For those retirement-focused savings and investments, a SIPP account might be attractive. In a self-invested personal pension you can bring together any loose pensions from previous employers into one place.
There are a lot of benefits to both accounts, namely the tax efficiencies they bring. If you find a provider that better suits your needs in the assets they offer, price or ease of use, you can always think about moving your ISA or SIPP through a transfer. You need to make sure that would be in your best interests beforehand though. If it’s something you’re thinking about read our guide to transferring your ISA to another provider.
How to decide what to do with your money?

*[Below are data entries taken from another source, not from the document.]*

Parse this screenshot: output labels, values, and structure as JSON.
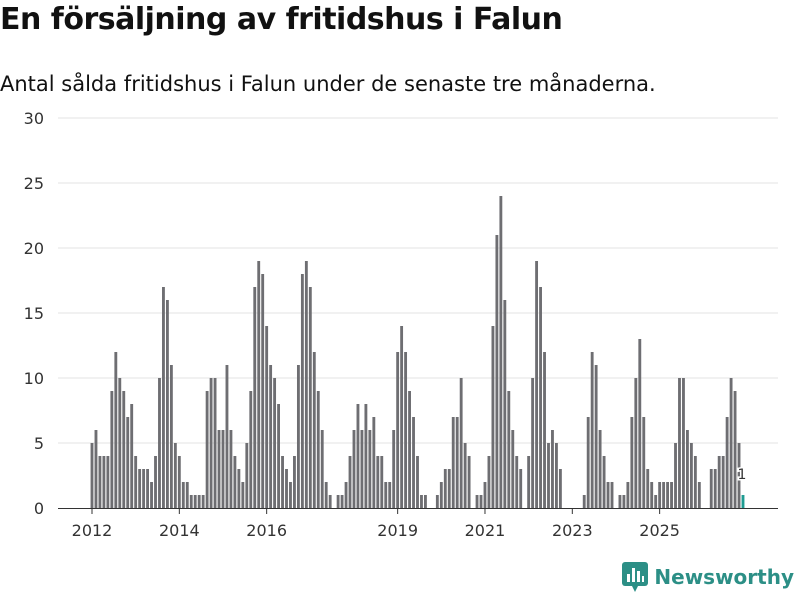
{
  "title": "En försäljning av fritidshus i Falun",
  "subtitle": "Antal sålda fritidshus i Falun under de senaste tre månaderna.",
  "brand": {
    "name": "Newsworthy",
    "color": "#2c8f86",
    "icon": "chart-logo-icon"
  },
  "colors": {
    "bar": "#6e6e72",
    "highlight": "#1f9c92",
    "grid": "#e3e3e3"
  },
  "chart_data": {
    "type": "bar",
    "ylim": [
      0,
      30
    ],
    "yticks": [
      0,
      5,
      10,
      15,
      20,
      25,
      30
    ],
    "xticks": [
      {
        "label": "2012",
        "index": 0
      },
      {
        "label": "2014",
        "index": 22
      },
      {
        "label": "2016",
        "index": 44
      },
      {
        "label": "2019",
        "index": 77
      },
      {
        "label": "2021",
        "index": 99
      },
      {
        "label": "2023",
        "index": 121
      },
      {
        "label": "2025",
        "index": 143
      }
    ],
    "grid": true,
    "values": [
      5,
      6,
      4,
      4,
      4,
      9,
      12,
      10,
      9,
      7,
      8,
      4,
      3,
      3,
      3,
      2,
      4,
      10,
      17,
      16,
      11,
      5,
      4,
      2,
      2,
      1,
      1,
      1,
      1,
      9,
      10,
      10,
      6,
      6,
      11,
      6,
      4,
      3,
      2,
      5,
      9,
      17,
      19,
      18,
      14,
      11,
      10,
      8,
      4,
      3,
      2,
      4,
      11,
      18,
      19,
      17,
      12,
      9,
      6,
      2,
      1,
      0,
      1,
      1,
      2,
      4,
      6,
      8,
      6,
      8,
      6,
      7,
      4,
      4,
      2,
      2,
      6,
      12,
      14,
      12,
      9,
      7,
      4,
      1,
      1,
      0,
      0,
      1,
      2,
      3,
      3,
      7,
      7,
      10,
      5,
      4,
      0,
      1,
      1,
      2,
      4,
      14,
      21,
      24,
      16,
      9,
      6,
      4,
      3,
      0,
      4,
      10,
      19,
      17,
      12,
      5,
      6,
      5,
      3,
      0,
      0,
      0,
      0,
      0,
      1,
      7,
      12,
      11,
      6,
      4,
      2,
      2,
      0,
      1,
      1,
      2,
      7,
      10,
      13,
      7,
      3,
      2,
      1,
      2,
      2,
      2,
      2,
      5,
      10,
      10,
      6,
      5,
      4,
      2,
      0,
      0,
      3,
      3,
      4,
      4,
      7,
      10,
      9,
      5,
      1
    ],
    "highlight_index": 164,
    "highlight_label": "1"
  }
}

Only you can decide if saving or investing, or a combination of both, is right for you. That’s because we all have different goals, different time horizons and different tolerances for risk. Weigh up the pros and cons of both saving and investing and make them applicable to you and your life. The information out there may be generic guidance but making it a lot more personal will show you how you can do what’s right for your own financial future.
Is it better to invest or save?
As we’ve been able to work out. It’s not about which is best, it’s about which is more applicable to your personal circumstances. For some people with low risk tolerances and imminent financial goals, saving might just be the best choice. For those with super long-term goals and the ability to put up with market volatility along the way, investing might be able to help.
It’s about doing what’s right for you. The information is out there, make it work for you.
We think investing should be open to everyone. It shouldn’t be complicated, and it shouldn’t cost the earth. Our stock trading app makes it simple for both beginners and experienced investors. And costs are low. You can buy and sell shares commission-free and take advantage of fractional shares (buy just a part of a share).
Important information on ISAs and SIPPs
SIPPs are a pension product designed for people who want to make their own investment decisions. You can normally only access the money from age 55 (potentially 57 from 2028). Current rules can change, and tax relief depends on your personal circumstances.
Before transferring an ISA or pension you should ensure that this is the right thing for you to do and in particular you will not lose valuable guarantees or incur excessive transfer penalties.
Pensions are usually transferred as cash so you will be out of the market for a period and therefore there is a risk you may lose out on investment gains during this period.
Freetrade does not currently offer drawdown products for our SIPP.